President Carter referenced Matthew 4:1-11 and related the scripture to some very simple but powerful questions that focused on the temptations we all face on a daily basis.
“Every day when we wake up, we have a choice,” he said. “We can ask ourselves, ‘What type of person do I want to be?’ We could choose to say, ‘What do I want to do?’ or we can ask ourselves, ‘Who do I want to be?’ It’s not all that complicated, really … Do I have courage? Do I have honesty? Do I have compassion?”
As I wrote these questions in my journal, I reflected on my own daily struggles and recent decision to enter graduate school and study nonprofit management. Just two years earlier, my best friend had battled cancer and through this experience, we prayed and struggled with fears and doubts.
But along the way, we learned valuable lessons. My friend courageously fought disease while I supported her emotionally and physically. We found that food became something for us to focus on other than cancer, and it was a factor she could control in a realm of uncertainty.
Today, through my graduate work at Adler University, we are developing a nonprofit organization that will include cooking classes for youth and families, support for cancer patients and survivors, and sustainable farming practices that address environmental concerns.
“For justice to be effective, it is important that people’s behaviour be shaped by their judgements about what is right, separately from judgements about what is personally beneficial,” researcher Tom R. Tyler said, in the International Journal of Psychology study, “Social justice: Outcome and Procedure.” For justice to be effective, it must be able to gain acceptance of rules and decisions that depart from individual or group self-interest.”

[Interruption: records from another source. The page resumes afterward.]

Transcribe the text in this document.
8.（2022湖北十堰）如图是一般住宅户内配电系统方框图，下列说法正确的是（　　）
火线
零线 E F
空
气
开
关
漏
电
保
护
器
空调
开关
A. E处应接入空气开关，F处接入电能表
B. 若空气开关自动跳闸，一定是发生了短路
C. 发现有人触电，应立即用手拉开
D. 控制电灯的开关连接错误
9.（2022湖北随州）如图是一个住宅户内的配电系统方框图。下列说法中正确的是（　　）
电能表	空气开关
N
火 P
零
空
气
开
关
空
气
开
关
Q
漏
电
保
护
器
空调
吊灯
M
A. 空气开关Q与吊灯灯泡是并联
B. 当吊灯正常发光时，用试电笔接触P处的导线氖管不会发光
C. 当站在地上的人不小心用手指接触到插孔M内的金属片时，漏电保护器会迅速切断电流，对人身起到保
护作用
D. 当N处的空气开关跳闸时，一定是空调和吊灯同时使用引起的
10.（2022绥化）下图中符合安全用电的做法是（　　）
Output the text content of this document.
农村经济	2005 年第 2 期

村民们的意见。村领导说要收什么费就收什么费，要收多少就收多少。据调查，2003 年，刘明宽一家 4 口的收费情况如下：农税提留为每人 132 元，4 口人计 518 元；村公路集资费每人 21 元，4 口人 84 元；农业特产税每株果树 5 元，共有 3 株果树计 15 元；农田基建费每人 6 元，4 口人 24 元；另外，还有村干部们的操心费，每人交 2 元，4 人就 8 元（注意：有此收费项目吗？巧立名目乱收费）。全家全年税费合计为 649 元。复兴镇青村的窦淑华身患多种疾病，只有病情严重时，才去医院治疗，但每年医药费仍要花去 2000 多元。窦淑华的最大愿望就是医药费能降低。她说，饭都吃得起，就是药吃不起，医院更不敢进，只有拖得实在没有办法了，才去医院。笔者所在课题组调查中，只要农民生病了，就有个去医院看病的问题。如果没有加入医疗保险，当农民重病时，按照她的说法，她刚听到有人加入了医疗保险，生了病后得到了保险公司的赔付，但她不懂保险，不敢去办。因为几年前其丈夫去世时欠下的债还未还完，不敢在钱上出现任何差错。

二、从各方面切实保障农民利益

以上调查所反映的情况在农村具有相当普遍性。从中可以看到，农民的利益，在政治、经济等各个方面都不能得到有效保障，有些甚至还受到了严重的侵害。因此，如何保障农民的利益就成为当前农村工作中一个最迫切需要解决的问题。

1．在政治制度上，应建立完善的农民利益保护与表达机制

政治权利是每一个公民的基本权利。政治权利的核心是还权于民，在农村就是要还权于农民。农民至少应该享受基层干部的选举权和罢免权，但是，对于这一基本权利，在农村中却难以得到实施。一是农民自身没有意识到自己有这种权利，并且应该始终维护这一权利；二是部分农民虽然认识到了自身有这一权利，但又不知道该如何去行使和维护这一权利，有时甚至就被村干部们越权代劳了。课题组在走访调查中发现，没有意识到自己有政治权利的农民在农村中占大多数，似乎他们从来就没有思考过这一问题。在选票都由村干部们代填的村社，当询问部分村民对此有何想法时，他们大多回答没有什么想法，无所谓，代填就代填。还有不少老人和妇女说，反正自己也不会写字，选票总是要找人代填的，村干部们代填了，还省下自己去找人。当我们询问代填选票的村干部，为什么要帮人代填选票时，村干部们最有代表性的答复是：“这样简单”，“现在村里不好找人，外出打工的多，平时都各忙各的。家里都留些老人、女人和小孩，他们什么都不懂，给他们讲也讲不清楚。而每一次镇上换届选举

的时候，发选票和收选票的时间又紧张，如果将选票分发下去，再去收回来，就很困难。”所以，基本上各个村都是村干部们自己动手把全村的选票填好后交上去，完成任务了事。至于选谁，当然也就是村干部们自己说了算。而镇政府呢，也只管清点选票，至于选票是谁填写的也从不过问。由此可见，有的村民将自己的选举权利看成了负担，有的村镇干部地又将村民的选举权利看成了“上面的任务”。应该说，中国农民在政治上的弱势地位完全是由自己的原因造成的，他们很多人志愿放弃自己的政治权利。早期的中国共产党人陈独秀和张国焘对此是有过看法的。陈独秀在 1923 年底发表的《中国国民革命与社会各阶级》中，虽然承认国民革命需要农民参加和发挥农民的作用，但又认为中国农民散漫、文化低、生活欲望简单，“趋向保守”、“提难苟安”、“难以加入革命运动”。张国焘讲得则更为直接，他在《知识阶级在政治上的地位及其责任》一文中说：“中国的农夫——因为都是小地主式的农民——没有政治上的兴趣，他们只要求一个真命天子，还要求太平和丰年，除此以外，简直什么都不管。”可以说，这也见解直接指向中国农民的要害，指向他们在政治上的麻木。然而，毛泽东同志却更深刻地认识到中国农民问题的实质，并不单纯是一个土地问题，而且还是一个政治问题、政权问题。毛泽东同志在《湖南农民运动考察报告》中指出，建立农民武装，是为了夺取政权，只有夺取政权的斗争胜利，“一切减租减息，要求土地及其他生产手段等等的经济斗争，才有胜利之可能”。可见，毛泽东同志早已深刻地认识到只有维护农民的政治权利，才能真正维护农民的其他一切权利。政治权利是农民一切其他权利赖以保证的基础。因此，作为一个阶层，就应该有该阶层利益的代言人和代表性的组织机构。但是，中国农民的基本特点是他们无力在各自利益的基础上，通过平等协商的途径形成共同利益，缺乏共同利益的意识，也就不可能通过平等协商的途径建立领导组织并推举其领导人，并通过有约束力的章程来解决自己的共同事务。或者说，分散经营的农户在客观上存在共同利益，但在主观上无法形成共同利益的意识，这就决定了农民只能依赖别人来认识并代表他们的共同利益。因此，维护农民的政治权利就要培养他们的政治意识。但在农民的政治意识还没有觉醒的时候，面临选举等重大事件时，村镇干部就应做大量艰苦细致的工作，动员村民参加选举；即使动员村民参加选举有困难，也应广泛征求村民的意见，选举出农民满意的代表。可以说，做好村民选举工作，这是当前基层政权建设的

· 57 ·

The aforementioned resilient leaders have done these very things. They have changed millions of lives, pushed for equity, and focused on topics and injustices that many choose to ignore or dismiss. They chose to do what is right and departed from individual or group self-interest. Our world has benefitted from their work and their deep spiritual connections. Their legacies continue today and they serve as inspirations for others who are just now finding their voice. When President Carter was presented with the Nobel Peace Prize in Oslo, Norway in 2002, he concluded his speech by saying:
“The bond of our common humanity is stronger than the divisiveness of our fears and prejudices. God gives us the capacity for choice. We can choose to alleviate suffering. We can choose to work together for peace. We can make these changes — and we must.”
These words, spoken by a pivotal social justice leader, carry powerful ideas, hopes, and a roadmap for individual and community change. It is up to us, social practitioners, to ignite them.